Her Mouth as Souvenir


Winner of the Agha Shahid Ali Poetry Prize
 
In a startling voice propelled by desire and desperation on the verge of laughter, these poems leap from the mundane to the sublime, from begging to bravado, from despair to reverie, revealing the power that comes from hanging on by a thread. Poet Heather June Gibbons conjures belief in the absence of faith, loneliness in the digital age, beauty in the face of absurdity—all through the cataract of her sunglasses’ cracked lens. In this debut collection, we are shown a world so turbulent, anxious, and beautiful, we know it must be ours. Under pressure, these poems sing.
Includes a foreword by Jericho Brown.

From the poem “Bobby Reads Chekhov”
They say if you’re sad, you haven’t been
smiling enough. Want to make better decisions?
Eat more cheese. Perception is reality,
my horrible boss used to say when I’d try
to explain anything she couldn’t see,
though maybe she was right. Can we know
reality any other way? The painter saw
purple in the trees, so he painted them purple.
Leaving the gallery, we see purple everywhere.
Studies have shown meditation makes
brain waves akin to coma. Is that so,
you say, fingering your tiny screen.

Heather June Gibbons was born in Utah and grew up on an island in Washington. She is the author of two chapbooks, Sore Songs and Flyover, and her poems have appeared widely in literary journals.

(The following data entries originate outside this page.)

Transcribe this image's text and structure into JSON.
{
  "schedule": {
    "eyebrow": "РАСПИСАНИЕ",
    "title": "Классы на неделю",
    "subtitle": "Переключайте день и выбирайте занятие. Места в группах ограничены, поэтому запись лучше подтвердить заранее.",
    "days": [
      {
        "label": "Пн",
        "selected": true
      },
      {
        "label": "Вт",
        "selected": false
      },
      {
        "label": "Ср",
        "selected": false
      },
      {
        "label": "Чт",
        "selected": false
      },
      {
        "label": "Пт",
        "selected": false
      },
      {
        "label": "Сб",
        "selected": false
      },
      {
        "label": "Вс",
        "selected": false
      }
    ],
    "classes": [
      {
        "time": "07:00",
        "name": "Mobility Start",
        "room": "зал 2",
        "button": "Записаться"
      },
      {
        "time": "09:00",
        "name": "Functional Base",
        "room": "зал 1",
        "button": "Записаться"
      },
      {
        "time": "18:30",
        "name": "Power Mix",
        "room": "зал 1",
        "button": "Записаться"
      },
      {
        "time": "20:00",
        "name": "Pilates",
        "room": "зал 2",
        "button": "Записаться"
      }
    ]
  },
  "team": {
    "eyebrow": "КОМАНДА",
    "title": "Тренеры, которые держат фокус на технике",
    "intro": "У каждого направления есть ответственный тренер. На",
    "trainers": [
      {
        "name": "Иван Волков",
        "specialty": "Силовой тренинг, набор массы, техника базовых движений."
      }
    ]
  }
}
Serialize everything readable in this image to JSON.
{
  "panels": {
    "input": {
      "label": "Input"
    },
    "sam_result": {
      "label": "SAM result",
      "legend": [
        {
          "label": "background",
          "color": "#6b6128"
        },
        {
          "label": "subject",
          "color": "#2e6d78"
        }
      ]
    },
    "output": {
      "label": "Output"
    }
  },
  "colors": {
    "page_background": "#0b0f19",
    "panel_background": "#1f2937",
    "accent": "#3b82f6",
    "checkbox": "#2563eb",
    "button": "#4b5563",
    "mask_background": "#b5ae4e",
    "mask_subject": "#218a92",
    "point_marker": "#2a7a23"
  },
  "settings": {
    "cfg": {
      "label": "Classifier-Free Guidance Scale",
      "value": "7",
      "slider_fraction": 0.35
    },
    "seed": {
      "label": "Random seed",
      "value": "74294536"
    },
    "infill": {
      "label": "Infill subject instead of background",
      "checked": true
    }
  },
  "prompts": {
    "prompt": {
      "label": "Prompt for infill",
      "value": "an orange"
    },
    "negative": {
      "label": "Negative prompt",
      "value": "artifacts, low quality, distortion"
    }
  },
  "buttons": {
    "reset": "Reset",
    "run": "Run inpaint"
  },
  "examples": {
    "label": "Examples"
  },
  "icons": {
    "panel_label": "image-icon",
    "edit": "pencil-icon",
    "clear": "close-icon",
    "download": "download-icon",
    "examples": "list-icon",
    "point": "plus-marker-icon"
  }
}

A graduate of the Iowa Writers’ Workshop, she has received awards from the Fine Arts Work Center and the Vermont Studio Center. She lives in San Francisco, where she teaches creative writing at San Francisco State University and in the community.  

Author website

Praise and Reviews:
“Not since Josh Bell’s No Planets Strike have I encountered an emerging poet's book that took the top of my head off with as sure a slice as Heather June Gibbon’s Her Mouth as Souvenir. Her language is wicked, syncopated and full of canny stings, with a quality of idiosyncratic consciousness that’s utterly contemporary. This is a singular collection, serving notice that Gibbons is a force with whom poetry readers will be thrilled to reckon.”
—Erin Belieu, author of Slant Six and Black Box

“Part garage-rock, part requiem, part power ballad, Gibbons' book is a whirling ‘study in loss.’ These pulsing poems sing, shout, and interrogate everything from desire to the digital age to a Midwestern waterpark, while luring us into their restless beauty, fervor, and humor. Spinning with silver suits and phosphorescent blooms, and attentive to the legerdemain of language, Her Mouth as Souvenir is both torch and torch singer as it shines its light into our mouths, illuminating us.”
—Simone Muench, author of Wolf Centos

”I love this book and the way it cries out in well-crafted poems that aren’t under the impression that craft has anything to do with boredom. Her Mouth as Souvenir is a declarative wonder, a testament to our need to go and go on.”
—Jericho Brown, author of The New Testament

“Gibbons is a poet who can make words turn at their heels, so that the ordinary comes to wrestle with the routine terror of the ungraspable.”
The Spine

Her Mouth as Souvenir is one of those rare debut collections that asks more questions than it answers, opens more doors than it closes; heck, it’s inventing doors along the way. . . . These poems manifest the pleasures of complexity, the sudsy riot of language: read us again, they beckon, as if anything could be understood entirely, as if a singular meaning was attainable—as if we could do anything but revel in the failures of the heart, the eyes, the ears, and the mind.”
Southern Indiana Review

“A breathtaking and lyrical debut collection from Heather June Gibbons. Gibbons’ voice is a strong one, as she leads the reader through well-crafted and captivatingly honest free verse. Pressingly urgent and timely, Her Mouth as Souvenir is a study of action in the face of anxiety.”